Bars represent aromatase mRNA levels in corpora lutea of rats on different days of pregnancy. Aromatase and L19 mRNA levels were determined by real-time PCR and the results expressed as aromatase mRNA molecules per μg of total RNA was determined by using a standard curve generated from known quantities of aromatase cDNA. Values represent average ± SEM. Luteal aromatase seems to be maintained by prolactin (PRL) at a low level during the first part of pregnancy, is modulated by LH at midgestation, and becomes highly expressed by the stimulatory action of placental lactogens (PL) and testosterone in coordination with the stimulatory effect of ovarian estradiol (E2). Prostaglandin F2α (PGF2α) is involved in the rapid downregulation of aromatase toward the end of pregnancy.
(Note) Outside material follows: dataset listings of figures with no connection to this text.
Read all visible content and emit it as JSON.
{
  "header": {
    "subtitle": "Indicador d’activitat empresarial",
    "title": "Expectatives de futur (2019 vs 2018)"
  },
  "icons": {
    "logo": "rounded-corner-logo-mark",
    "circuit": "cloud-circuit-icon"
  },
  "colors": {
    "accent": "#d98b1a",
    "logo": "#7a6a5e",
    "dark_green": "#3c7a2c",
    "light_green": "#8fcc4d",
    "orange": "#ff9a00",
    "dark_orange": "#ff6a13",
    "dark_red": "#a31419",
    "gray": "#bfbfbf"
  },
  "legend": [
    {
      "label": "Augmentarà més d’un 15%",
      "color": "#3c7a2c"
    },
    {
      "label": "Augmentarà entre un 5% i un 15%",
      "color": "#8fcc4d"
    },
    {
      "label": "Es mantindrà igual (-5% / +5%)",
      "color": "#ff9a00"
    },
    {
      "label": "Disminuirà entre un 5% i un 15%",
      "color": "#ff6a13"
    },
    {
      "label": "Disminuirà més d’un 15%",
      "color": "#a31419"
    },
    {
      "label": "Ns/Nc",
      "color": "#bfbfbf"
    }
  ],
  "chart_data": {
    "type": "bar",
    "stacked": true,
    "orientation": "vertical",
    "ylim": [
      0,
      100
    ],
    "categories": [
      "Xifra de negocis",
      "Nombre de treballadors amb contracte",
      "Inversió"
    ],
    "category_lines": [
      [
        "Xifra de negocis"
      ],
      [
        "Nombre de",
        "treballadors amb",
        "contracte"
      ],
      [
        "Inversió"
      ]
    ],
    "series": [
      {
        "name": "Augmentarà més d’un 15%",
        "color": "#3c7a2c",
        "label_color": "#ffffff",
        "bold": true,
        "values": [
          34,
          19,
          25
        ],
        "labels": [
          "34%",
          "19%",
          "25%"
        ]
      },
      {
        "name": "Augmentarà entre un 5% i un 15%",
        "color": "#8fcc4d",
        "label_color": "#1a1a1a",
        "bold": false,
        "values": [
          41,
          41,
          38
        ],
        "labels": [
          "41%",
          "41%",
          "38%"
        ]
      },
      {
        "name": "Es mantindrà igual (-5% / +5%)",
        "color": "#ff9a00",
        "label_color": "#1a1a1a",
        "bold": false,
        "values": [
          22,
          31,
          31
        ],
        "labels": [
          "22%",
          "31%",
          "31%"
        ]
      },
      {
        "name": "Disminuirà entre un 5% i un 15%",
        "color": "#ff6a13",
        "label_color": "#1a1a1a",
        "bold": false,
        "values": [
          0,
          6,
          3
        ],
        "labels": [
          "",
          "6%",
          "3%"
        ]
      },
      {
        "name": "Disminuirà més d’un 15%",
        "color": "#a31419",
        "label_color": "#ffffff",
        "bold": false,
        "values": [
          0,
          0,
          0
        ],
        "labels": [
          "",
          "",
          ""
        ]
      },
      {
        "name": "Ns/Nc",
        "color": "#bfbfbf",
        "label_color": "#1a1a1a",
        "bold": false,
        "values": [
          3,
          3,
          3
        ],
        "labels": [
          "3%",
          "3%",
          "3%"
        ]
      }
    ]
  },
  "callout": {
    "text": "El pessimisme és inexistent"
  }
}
Fig. 4. Alignment of the nucleic acid sequences of the proximal promoter region of the human (h), rat (r), and mouse (m) aromatase genes

Bolded sequences indicate identical nucleotides among species. Solid lines indicate transcription factors' binding sequences. TATA binding sites are indicated by boxes.
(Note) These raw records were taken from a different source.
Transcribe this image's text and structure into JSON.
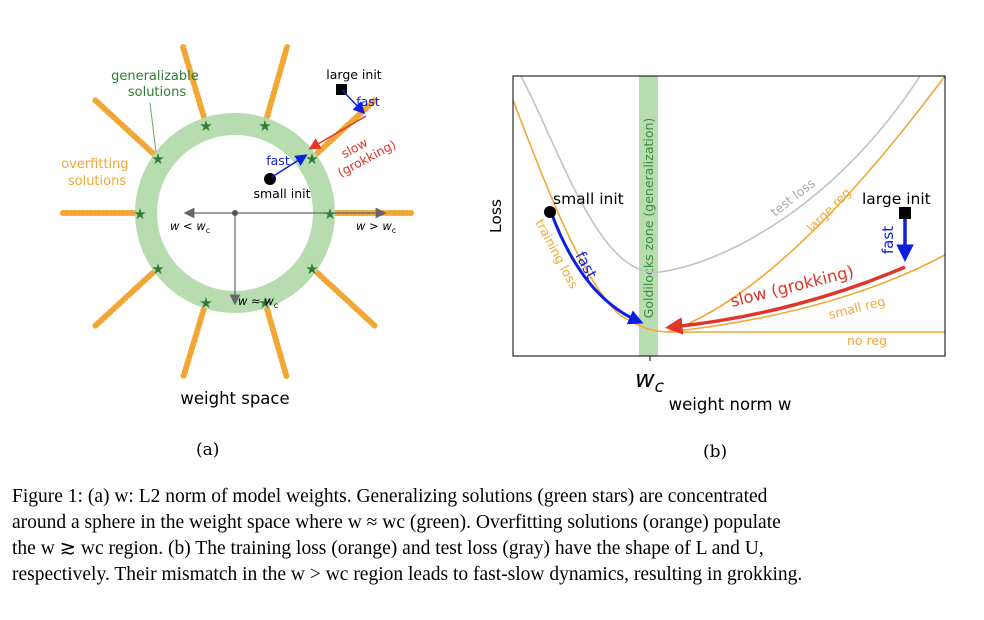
{
  "panel_a": {
    "label_generalizable": [
      "generalizable",
      "solutions"
    ],
    "label_overfitting": [
      "overfitting",
      "solutions"
    ],
    "label_large_init": "large init",
    "label_fast_outer": "fast",
    "label_slow": [
      "slow",
      "(grokking)"
    ],
    "label_fast_inner": "fast",
    "label_small_init": "small init",
    "label_w_less": "w < w",
    "label_w_greater": "w > w",
    "label_w_approx": "w ≈ w",
    "subscript_c": "c",
    "axis_title": "weight space",
    "sublabel": "(a)"
  },
  "panel_b": {
    "ylabel": "Loss",
    "xtick_main": "w",
    "xtick_sub": "c",
    "xlabel": "weight norm w",
    "zone_label": "Goldilocks zone (generalization)",
    "label_small_init": "small init",
    "label_large_init": "large init",
    "label_fast_left": "fast",
    "label_fast_right": "fast",
    "label_slow": "slow (grokking)",
    "label_training_loss": "training loss",
    "label_test_loss": "test loss",
    "label_large_reg": "large reg",
    "label_small_reg": "small reg",
    "label_no_reg": "no reg",
    "sublabel": "(b)"
  },
  "colors": {
    "orange": "#f2a735",
    "green_band": "#b7dcb0",
    "star_green": "#2e7d32",
    "blue": "#0b1fe0",
    "red": "#e0352b",
    "gray": "#c2c2c2"
  },
  "caption": {
    "line1": "Figure 1: (a) w: L2 norm of model weights. Generalizing solutions (green stars) are concentrated",
    "line2": "around a sphere in the weight space where w ≈ wc (green). Overfitting solutions (orange) populate",
    "line3": "the w ≳ wc region. (b) The training loss (orange) and test loss (gray) have the shape of L and U,",
    "line4": "respectively. Their mismatch in the w > wc region leads to fast-slow dynamics, resulting in grokking."
  }
}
Fig. 5. Dynamics of the activation of the aromatase promoter in ovarian cells

Aromatase mRNA levels and DNA protein binding in 26-day-old immature rats (d26), immature rats treated with PMSG (PMSG), and from corpora lutea of rats on days 4 (d4), 15 (d15), or 23 (d23) of pregnancy. Aromatase mRNA levels were determined as in figure 3 and expressed as the ratio between aromatase and ribosomal L19 mRNA. DNA protein binding was investigated using gel shift analyses with oligonucleotides spanning the cAMP response element-like sequence (CLS), the nuclear receptor elements a and b (NREa and NREb), the GATA binding sites, or the AP-3 binding site. Only shifted bands are shown.
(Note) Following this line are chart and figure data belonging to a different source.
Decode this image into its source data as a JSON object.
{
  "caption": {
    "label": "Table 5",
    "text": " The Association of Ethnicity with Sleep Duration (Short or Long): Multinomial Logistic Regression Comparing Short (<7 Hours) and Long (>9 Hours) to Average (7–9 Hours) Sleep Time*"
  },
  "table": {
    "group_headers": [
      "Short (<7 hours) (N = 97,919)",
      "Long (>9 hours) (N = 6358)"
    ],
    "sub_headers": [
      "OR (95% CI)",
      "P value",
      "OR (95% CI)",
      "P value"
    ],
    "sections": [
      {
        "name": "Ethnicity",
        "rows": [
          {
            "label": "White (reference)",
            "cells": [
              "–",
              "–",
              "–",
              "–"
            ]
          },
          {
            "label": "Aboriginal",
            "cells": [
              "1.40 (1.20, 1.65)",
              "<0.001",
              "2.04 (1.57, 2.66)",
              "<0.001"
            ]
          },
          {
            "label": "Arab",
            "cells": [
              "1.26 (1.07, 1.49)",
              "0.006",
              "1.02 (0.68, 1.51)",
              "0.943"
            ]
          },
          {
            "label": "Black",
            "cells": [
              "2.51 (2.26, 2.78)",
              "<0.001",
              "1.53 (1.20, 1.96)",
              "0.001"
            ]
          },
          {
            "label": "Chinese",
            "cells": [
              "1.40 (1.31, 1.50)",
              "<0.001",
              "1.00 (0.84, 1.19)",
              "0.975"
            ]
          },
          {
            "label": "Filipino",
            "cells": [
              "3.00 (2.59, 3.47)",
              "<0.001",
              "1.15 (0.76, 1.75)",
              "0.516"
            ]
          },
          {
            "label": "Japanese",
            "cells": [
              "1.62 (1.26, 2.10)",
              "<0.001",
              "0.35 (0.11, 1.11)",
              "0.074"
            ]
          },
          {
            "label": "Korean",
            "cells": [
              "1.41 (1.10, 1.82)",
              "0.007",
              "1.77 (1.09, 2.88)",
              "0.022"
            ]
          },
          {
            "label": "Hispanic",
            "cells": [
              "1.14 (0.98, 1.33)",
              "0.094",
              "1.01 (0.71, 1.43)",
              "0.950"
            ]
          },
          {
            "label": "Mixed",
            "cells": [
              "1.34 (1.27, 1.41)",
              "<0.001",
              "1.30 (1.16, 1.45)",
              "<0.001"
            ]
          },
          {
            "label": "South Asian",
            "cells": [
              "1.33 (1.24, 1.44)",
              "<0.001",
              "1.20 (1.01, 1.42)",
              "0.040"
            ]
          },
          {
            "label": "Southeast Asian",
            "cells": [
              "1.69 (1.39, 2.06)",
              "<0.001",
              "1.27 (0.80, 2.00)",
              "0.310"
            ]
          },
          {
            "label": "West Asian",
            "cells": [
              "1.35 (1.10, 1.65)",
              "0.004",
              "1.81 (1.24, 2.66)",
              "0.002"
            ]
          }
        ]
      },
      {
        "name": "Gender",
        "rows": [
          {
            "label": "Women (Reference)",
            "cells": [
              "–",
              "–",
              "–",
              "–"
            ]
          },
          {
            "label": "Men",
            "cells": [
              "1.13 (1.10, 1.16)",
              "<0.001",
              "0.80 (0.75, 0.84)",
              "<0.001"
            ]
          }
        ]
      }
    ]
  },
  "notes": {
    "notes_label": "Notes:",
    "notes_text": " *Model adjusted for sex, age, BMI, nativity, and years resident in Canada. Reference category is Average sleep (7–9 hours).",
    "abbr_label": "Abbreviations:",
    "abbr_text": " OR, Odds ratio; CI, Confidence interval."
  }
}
Fig. 6. Scheme depicting hypothetical multiunit complexes on the aromatase promoter in granulosa and luteal cells

The participation and binding of CREB, GATA-4, β-catenin and AP-3 have been shown using in vitro approaches such as gel shift and gene reporter assays. The involvement of SF-1 has been inferred from knockout and over-expression experiments. Interactions between CREB, SF-1 and GATA-4 with CBP are deduced from experiments in cells other than granulosa or luteal cells. The spatial binding of transcription factors on the DNA does not necessarily represent an in vivo situation but highlights the complexity of this promoter and the differences between granulosa and luteal cells on the activation of the aromatase gene. GTM= general transcriptional machinery; TBP: TATA binding protein; RNApol: RNA polymerase. See the text for more details.